Did you never see the depth of love there was in the heart of Jehovah, when God the Father equipped His Son for the great enterprise of mercy? There had been a sad day in Heaven once before, when Satan fell, and dragged with him a third of the stars of Heaven, and when the Son of God launching from his great right hand the Omnipotent thunders, dashed the rebellious crew to the pit of Perdition; but if we could conceive a grief in Heaven, that must have been a sadder day, when the Son of the Most High left his Father’s bosom, where he had lain from before all worlds.

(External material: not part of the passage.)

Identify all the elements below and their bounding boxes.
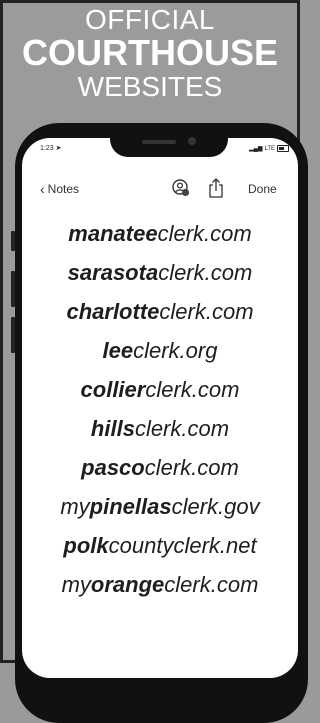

“Go,” saith the Father, “and thy Father’s blessing on thy head!” Then comes the unrobing. How do angels crowd around to see the Son of God take off his robes! He laid aside his crown; he said, “My Father, I am Lord over all, blessed forever, but I will lay my crown aside, and be as mortal men are.”

He strips himself of his bright vest of glory; “Father,” he says, “I will wear a robe of clay, just such as men wear.” Then he takes off all those jewels wherewith he was glorified; he lays aside his starry mantles and robes of light, to dress himself in the simple garments of the peasant of Galilee. What a solemn disrobing that must have been!

And next, can you picture the dismissal! The angels attend the Saviour through the streets, until they approach the doors; when an angel cries, “Lift up your heads, O ye gates, and be ye lifted up, ye everlasting doors, and let the king of glory through!”

Oh! methinks the angels must have wept when they lost the company of Jesus—when the Sun of Heaven bereaved them of all its light! But they went after Him. They descended with him; and when his spirit entered into flesh, and he became a babe, he was attended by that mighty host of angels, who after they had been with him to Bethlehem’s manger, and seen him safely laid on His mother’s breast—in their journey upwards appeared to the shepherds and told them that he was born King of the Jews.

The Father sent Him! Contemplate that subject. Let your soul get hold of it, and in every period of his life think that he suffered what the Father willed; that every step of his life was marked with the approval of the great I AM.

Let every thought that you have of Jesus be also connected with the eternal, ever-blessed God; for “He,” saith Jehovah, “shall come forth to Me.” Who sent him, then? The answer is, his Father!